Jo Moir, Political Editor

Analysis - Nicola Willis has put her money where her mouth is and reduced her Budget's operating allowance for a third year running.
For years, the Finance Minister has been relentless in her criticism of the previous minister, Grant Robertson, and his extensive operating allowances - $5.9 billion in 2022 and $4.8b in 2023 - promising to rein in spending and prioritise fiscal discipline.
In her first Budget in 2024 she told reporters in the lock-up that she was "weaning off the addiction to spending" that Robertson had created over six years of a Labour government.
At that year's Budget, an operating allowance of $3.5b had been forecast, which was ultimately reduced by $300 million to $3.2b.
Last year the slashing was even more aggressive when a forecast $2.4b allowance was chopped in half by her pre-Budget speech to just $1.3b - a reduction of $1.1b.
And on Wednesday the Prime Minister delivered the news for her, telling a Business NZ audience in Auckland that the forecast $2.4b allowance had been nudged down by $300m to $2.1b.
Those operating allowances are tight, but critics will find it difficult to describe them as austerity, especially with the likes of the Taxpayers' Union arguing the number should be closer to zero.
Singing from that same songsheet traditionally is the ACT Party. When leader David Seymour was asked at Parliament on Wednesday whether he would have liked the cuts to go further, he said his aim would have been a "less than zero" Budget.

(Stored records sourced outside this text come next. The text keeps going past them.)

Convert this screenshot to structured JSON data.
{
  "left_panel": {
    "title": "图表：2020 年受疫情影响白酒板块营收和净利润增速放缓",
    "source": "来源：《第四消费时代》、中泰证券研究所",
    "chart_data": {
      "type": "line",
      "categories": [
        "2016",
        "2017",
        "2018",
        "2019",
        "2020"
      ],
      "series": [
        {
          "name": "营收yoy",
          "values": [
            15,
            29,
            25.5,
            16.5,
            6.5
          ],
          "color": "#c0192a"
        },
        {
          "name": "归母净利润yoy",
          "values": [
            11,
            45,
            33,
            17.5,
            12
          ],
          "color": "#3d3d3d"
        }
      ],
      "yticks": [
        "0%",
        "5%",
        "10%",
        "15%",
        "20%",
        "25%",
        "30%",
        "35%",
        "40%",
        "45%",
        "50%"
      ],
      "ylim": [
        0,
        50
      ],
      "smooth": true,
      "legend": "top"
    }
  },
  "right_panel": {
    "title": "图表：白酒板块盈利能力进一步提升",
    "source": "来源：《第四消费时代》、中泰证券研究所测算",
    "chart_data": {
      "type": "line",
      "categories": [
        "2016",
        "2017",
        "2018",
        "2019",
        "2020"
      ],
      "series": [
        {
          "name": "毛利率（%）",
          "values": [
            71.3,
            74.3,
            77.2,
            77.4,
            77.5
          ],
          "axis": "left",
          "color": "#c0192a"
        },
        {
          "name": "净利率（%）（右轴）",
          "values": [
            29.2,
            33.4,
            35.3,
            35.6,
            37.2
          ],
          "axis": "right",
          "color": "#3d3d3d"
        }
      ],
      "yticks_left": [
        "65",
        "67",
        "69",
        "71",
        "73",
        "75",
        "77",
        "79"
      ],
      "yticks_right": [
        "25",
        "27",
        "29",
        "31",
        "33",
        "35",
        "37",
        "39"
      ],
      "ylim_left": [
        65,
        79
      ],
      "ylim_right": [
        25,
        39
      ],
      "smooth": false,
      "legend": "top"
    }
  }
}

"Speaking as the ACT leader, yeah, I think we need to be a lot tougher on reducing the deficit and reducing government spending, but also speaking as the Deputy Prime Minister, I'm proud to be part of this government and I know that we wouldn't have made the level of savings we have [without ACT]."
Seymour said the savings had ACT's fingerprints all over them and his ministers were the ones at the Cabinet table putting pressure on the coalition to make "careful use of taxpayer money".
Willis told RNZ on Wednesday that if it weren't for the fuel crisis her operating allowance reduction would be larger and more in tune with the cuts seen last year.
"It is the case that without the fuel crisis, yes, we may have been able to have an even tighter allowance, but my view is that we have achieved a great deal by reducing our forecast operating allowance, ensuring that we're building up buffers for the future, keeping New Zealand financially secure."
The buffers are needed more than ever given the increasingly volatile world countries are operating in, where in the space of a few weeks a US-Israel attack on Iran can shoot petrol prices at the pump in New Zealand beyond $3 a litre.
That's required unexpected support packages that are already chewing up some of the operating allowance put aside for this year's Budget to the tune of hundreds of millions of dollars.

While the operating allowance restraint speaks direct to Willis' narrative over the past two-and-a-half years, this year's Budget is accommodating a $2.2b increase on what was forecast for capital expenditure - up from $3.5b to $5.7b.
Christopher Luxon addressed that increase, saying "the recent crisis has acted as a timely reminder that significant levels of capital investment will be required in the coming years".
But he also signalled it didn't reflect a "permanently higher rate of borrowing" and that in the years ahead a balance would be found between saving and borrowing.
Seymour also defended the increased capital spend saying it was to deal with "things that are yet to be announced, that I think are significant and timely investment", adding that in later years in the fiscal cycle the capital expenditure would reduce.
While Budgets are drastically impacted by global and national events and disasters - think the Christchurch earthquakes, the Covid-19 pandemic, or the ongoing fuel crisis - they're also shaped by individual government's political decisions.
Willis will be commended by many for slashing the operating allowances at each of her Budgets to date, but remains open to criticism from other quarters about both what the coalition cut and continues to prioritise spending on.